Review of the literature discloses ample discussion pertaining to the benefits of the laparoscopic approach to cholecystectomy as well as the drawbacks, specifically the increased difficulty in locating and retrieving spilled gallstones when a perforated gallbladder is encountered.2 4 Gallbladder perforation during laparoscopic cholecystectomy is reported to occur in the range of 10%-40% of cases with subsequent gallstone spillage resulting slightly less frequently.1
This case proved to be unique in the sense that it involved an uncommon presentation of a rare complication of spilled gallstones when two separate purulent draining abdominal wounds simultaneously formed twelve months post laparoscopic cholecystectomy. Prior to formation of these wounds the patient had a completely uneventful post-operative course. Surgical management of the patient’s wounds proved unsuccessful until the spilled gallstones were identified as the source of the problem.

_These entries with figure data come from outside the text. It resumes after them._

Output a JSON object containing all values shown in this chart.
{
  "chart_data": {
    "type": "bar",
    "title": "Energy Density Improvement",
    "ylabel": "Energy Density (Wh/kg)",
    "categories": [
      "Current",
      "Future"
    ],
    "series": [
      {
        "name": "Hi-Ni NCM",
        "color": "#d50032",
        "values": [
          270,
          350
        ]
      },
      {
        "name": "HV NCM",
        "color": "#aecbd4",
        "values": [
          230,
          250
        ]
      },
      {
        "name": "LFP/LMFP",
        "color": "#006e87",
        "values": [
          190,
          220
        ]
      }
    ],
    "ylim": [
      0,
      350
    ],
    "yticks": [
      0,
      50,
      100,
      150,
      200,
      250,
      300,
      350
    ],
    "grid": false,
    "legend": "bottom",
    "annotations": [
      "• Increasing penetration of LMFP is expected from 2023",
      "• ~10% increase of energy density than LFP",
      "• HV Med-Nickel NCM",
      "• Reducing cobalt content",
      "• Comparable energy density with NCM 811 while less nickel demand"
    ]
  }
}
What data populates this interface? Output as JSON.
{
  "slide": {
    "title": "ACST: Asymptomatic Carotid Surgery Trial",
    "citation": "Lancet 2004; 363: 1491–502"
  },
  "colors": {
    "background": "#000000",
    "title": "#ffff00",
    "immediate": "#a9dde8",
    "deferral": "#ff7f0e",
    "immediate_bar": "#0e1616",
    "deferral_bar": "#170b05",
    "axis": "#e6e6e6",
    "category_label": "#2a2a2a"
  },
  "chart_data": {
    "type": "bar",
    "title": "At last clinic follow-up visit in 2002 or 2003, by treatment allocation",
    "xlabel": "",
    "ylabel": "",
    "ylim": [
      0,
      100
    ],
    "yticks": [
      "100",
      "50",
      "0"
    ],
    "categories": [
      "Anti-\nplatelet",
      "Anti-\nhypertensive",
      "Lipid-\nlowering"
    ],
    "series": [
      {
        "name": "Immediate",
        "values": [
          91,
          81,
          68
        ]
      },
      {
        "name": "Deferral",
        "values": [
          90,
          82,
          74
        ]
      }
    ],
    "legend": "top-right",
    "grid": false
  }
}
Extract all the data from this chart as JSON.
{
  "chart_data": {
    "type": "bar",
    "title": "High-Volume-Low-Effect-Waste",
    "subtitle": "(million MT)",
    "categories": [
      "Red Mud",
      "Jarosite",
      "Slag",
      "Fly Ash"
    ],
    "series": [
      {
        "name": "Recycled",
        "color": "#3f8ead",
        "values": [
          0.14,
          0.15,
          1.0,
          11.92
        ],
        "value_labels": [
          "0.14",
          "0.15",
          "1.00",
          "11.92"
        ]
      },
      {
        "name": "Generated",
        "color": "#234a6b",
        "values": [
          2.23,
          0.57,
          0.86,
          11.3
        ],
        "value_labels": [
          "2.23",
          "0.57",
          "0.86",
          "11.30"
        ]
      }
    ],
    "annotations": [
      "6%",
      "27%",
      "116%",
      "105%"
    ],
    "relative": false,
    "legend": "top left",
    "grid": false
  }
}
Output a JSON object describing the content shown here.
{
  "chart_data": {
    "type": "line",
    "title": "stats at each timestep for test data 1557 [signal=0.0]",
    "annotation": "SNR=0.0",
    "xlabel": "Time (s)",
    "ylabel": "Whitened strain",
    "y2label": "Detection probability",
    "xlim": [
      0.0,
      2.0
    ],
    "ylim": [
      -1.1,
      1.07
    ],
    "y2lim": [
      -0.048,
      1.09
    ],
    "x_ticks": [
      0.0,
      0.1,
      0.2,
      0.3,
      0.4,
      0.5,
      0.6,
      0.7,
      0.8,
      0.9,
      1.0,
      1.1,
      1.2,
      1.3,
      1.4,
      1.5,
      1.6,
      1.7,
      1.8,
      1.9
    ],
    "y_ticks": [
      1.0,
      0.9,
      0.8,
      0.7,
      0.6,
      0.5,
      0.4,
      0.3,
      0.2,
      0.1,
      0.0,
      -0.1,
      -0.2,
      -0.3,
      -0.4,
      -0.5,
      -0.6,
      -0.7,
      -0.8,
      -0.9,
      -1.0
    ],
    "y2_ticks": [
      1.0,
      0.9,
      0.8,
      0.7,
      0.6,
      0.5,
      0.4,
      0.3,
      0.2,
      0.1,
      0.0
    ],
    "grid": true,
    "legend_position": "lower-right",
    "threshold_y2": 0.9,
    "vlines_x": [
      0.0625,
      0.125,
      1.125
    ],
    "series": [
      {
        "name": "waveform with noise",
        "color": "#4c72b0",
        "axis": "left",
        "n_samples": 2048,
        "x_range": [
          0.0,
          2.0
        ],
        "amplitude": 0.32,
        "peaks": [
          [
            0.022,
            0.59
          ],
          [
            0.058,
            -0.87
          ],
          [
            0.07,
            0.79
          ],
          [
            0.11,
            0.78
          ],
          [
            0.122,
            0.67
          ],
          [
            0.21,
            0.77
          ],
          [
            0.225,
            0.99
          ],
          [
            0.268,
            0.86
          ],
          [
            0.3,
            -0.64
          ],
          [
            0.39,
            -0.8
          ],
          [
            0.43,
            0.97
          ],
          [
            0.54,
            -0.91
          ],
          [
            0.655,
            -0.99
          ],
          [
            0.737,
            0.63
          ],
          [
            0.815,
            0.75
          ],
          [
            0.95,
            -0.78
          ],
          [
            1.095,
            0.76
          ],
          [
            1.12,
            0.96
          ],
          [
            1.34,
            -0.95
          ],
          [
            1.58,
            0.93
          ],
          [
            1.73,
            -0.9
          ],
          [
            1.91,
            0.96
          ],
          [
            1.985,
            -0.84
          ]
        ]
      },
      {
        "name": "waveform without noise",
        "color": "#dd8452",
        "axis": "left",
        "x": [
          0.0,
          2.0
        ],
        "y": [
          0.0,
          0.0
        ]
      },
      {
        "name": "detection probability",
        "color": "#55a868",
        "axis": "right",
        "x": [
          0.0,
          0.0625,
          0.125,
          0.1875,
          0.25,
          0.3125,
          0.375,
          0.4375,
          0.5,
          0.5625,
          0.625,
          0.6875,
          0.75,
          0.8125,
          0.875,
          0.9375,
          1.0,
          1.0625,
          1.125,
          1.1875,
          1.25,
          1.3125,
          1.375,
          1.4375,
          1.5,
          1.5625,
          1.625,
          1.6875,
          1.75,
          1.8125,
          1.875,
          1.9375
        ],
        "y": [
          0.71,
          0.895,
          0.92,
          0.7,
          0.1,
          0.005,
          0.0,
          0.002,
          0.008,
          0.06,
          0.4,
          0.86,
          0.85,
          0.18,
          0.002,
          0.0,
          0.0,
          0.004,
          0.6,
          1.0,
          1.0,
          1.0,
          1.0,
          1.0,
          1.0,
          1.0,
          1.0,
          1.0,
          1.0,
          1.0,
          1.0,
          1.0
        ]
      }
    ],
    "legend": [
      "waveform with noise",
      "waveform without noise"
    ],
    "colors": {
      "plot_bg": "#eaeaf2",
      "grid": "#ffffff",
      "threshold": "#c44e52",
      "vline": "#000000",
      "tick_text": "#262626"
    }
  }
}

The rarity of this complication along with the lengthy duration between the intraoperative spillage of gallstones and its presentation prolonged the time it took to determine the true etiology of the patient’s abdominal wounds failure to heal. The decision to surgically explore the periumbilical wound led to the finding of one spilled gallstone and the logical next step of ordering a CT scan to assess the possibility of other stones causing the right-flank problems. Beyond the finding of two gallstones, the CT scan was also noteworthy since it raised the possibility of another complication of unretrieved gallstones, a biliary-cutaneous fistula. This type of fistula is known to occur when spilled gallstones and accompanying inflammation are found to be in close proximity to the right liver edge.3 Fortunately, this complication was ruled out by the sinogram study that followed.
In general, patients with a history of recent or even remote laparoscopic cholecystectomy who present with unusual abdominal complaints should raise the suspicion of a complication of that surgery. Such postoperative complications include those that present early including bile leakage, hemorrhage, sub-hepatic abscess, and retained bile duct stones, or the more rare complications related to gallstone spillage such as those presented here.5 6 Such complications are known to arise days, months, or even years after a laparoscopic cholecystectomy when gallstones have gone unretrieved in the abdominal cavity.